Friday, March 20, 2009

Tempest in a rice bowl

Continuing with Science Friday: In today's print issue of Science, I also report on a paper by Dorian Fuller of Universal College London and Chinese colleagues on the timing and pace of rice domestication, which has been one of archaeology's hot-button controversies for a long time. The link will only give you a summary of the story unless you subscribe to Science or have online access, but here are few excerpts from my piece:

Rice is delicious, nutritious, and the primary staple for about half of the world's population. Most researchers agree that humanity's close relationship with the grain (Oryza sativa) began thousands of years ago in China's Yangtze River valley, but they have sharply debated when prehistoric farmers began domesticating wild rice and how long they took to do it. On page 1607 of this issue, archaeologists argue that rice remains from a 7000-year-old site in the Yangtze delta point to a later and slower domestication than has often been claimed.

What is the evidence?

The new data come from the site of Tianluoshan, just inland from Hangzhou Bay, south of Shanghai. Excavations between 2004 and 2007 revealed the wooden posts of buildings from a prehistoric village, along with boat paddles, stone axes, and thousands of plant remains. A team led by archaeologist Dorian Fuller of University College London and dig director Guo-Ping Sun of the Zhejiang Provincial Institute of Cultural Relics and Archaeology in the city of Hangzhou analyzed some 24,000 plant remains from the site, including about 2600 rice spikelets, which are attached to the stalk and carry the edible grain. In wild rice, the spikelets ripen and then fall to the ground naturally, allowing the plant to reproduce. But domesticated varieties require human action, such as threshing, to tear the spikelets from the stalk. Archaeologists can often tell the difference: The bases of wild spikelets have a smooth scar where they were attached to the plant, whereas domesticated spikelets have uneven scars from being torn off.

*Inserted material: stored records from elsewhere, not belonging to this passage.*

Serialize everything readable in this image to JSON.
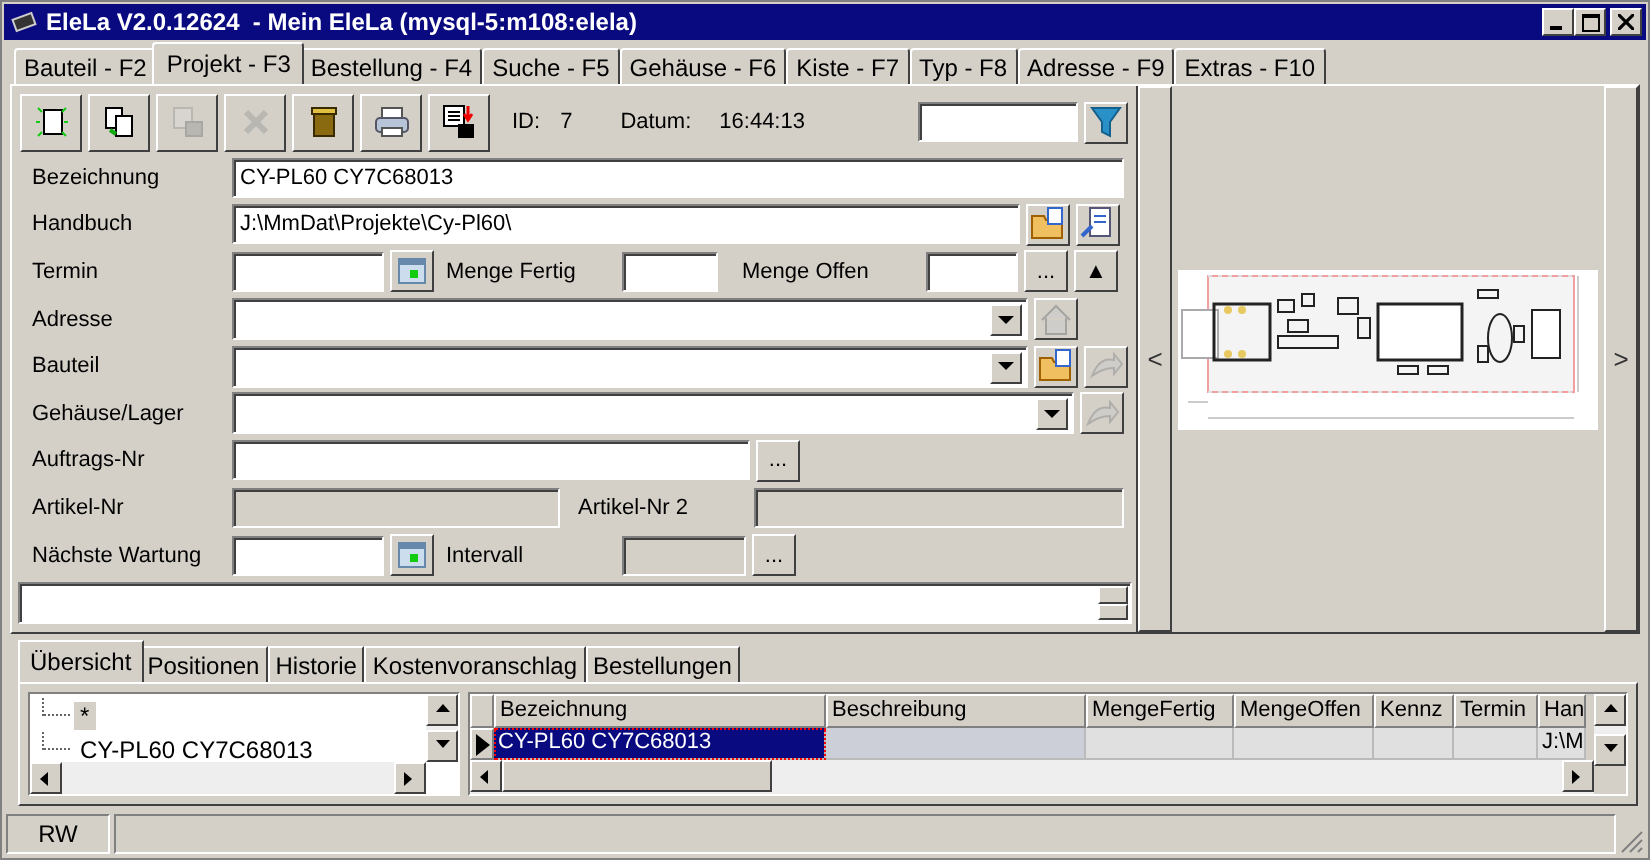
{
  "window": {
    "title": "EleLa V2.0.12624  - Mein EleLa (mysql-5:m108:elela)"
  },
  "tabs": [
    {
      "label": "Bauteil - F2",
      "selected": false
    },
    {
      "label": "Projekt - F3",
      "selected": true
    },
    {
      "label": "Bestellung - F4",
      "selected": false
    },
    {
      "label": "Suche - F5",
      "selected": false
    },
    {
      "label": "Gehäuse - F6",
      "selected": false
    },
    {
      "label": "Kiste - F7",
      "selected": false
    },
    {
      "label": "Typ - F8",
      "selected": false
    },
    {
      "label": "Adresse - F9",
      "selected": false
    },
    {
      "label": "Extras - F10",
      "selected": false
    }
  ],
  "toolbar": {
    "buttons": [
      {
        "kind": "new",
        "disabled": false
      },
      {
        "kind": "copy",
        "disabled": false
      },
      {
        "kind": "save",
        "disabled": true
      },
      {
        "kind": "delete",
        "disabled": true
      },
      {
        "kind": "bin",
        "disabled": false
      },
      {
        "kind": "print",
        "disabled": false
      },
      {
        "kind": "export",
        "disabled": false
      }
    ],
    "id_label": "ID:",
    "id_value": "7",
    "date_label": "Datum:",
    "date_value": "16:44:13"
  },
  "form": {
    "bezeichnung": {
      "label": "Bezeichnung",
      "value": "CY-PL60 CY7C68013"
    },
    "handbuch": {
      "label": "Handbuch",
      "value": "J:\\MmDat\\Projekte\\Cy-Pl60\\",
      "buttons": [
        {
          "kind": "folder",
          "disabled": false
        },
        {
          "kind": "document",
          "disabled": false
        }
      ]
    },
    "termin": {
      "label": "Termin"
    },
    "menge_fertig": {
      "label": "Menge Fertig"
    },
    "menge_offen": {
      "label": "Menge Offen",
      "more": "...",
      "toggle": "▲"
    },
    "adresse": {
      "label": "Adresse",
      "buttons": [
        {
          "kind": "house",
          "disabled": true
        }
      ]
    },
    "bauteil": {
      "label": "Bauteil",
      "buttons": [
        {
          "kind": "folder",
          "disabled": false
        },
        {
          "kind": "arrow",
          "disabled": true
        }
      ]
    },
    "gehaeuse": {
      "label": "Gehäuse/Lager",
      "buttons": [
        {
          "kind": "arrow",
          "disabled": true
        }
      ]
    },
    "auftrags_nr": {
      "label": "Auftrags-Nr",
      "more": "..."
    },
    "artikel_nr": {
      "label": "Artikel-Nr"
    },
    "artikel_nr_2": {
      "label": "Artikel-Nr 2"
    },
    "naechste_wartung": {
      "label": "Nächste Wartung"
    },
    "intervall": {
      "label": "Intervall",
      "more": "..."
    }
  },
  "image_panel": {
    "prev": "<",
    "next": ">"
  },
  "bottom_tabs": [
    {
      "label": "Übersicht",
      "selected": true
    },
    {
      "label": "Positionen",
      "selected": false
    },
    {
      "label": "Historie",
      "selected": false
    },
    {
      "label": "Kostenvoranschlag",
      "selected": false
    },
    {
      "label": "Bestellungen",
      "selected": false
    }
  ],
  "tree": {
    "items": [
      {
        "label": "*",
        "selected": true
      },
      {
        "label": "CY-PL60 CY7C68013",
        "selected": false
      }
    ]
  },
  "grid": {
    "columns": [
      "Bezeichnung",
      "Beschreibung",
      "MengeFertig",
      "MengeOffen",
      "Kennz",
      "Termin",
      "Han"
    ],
    "rows": [
      {
        "selected": true,
        "cells": [
          "CY-PL60 CY7C68013",
          "",
          "",
          "",
          "",
          "",
          "J:\\M"
        ]
      }
    ]
  },
  "status_bar": [
    "RW"
  ]
}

The team focused on three archaeological levels spanning 6900 to 6600 years ago, based on radiocarbon dating of rice and other plant remains. (All dates are in calibrated calendar years.) Over that 300-year period, domesticated spikelets increased from 27.4% of the total to 38.8%; over the same time, rice increased from 8% to 24% of the total plant remains, which came from more than 50 species including wild acorns and water chestnuts. Fuller and his colleagues conclude that domestication was a slow process still under way 6600 years ago, and that the villagers of Tianluoshan relied heavily on wild plants--such as wild rice and acorns--at that late date.

Not everyone agrees, and I go on to quote other researchers who think that these conclusions are premature, and who also point to evidence that rice might have been domesticated as early as 10,000 years ago--eg at the site of Shangshan, about 150 kilometers southwest of Tianluoshan.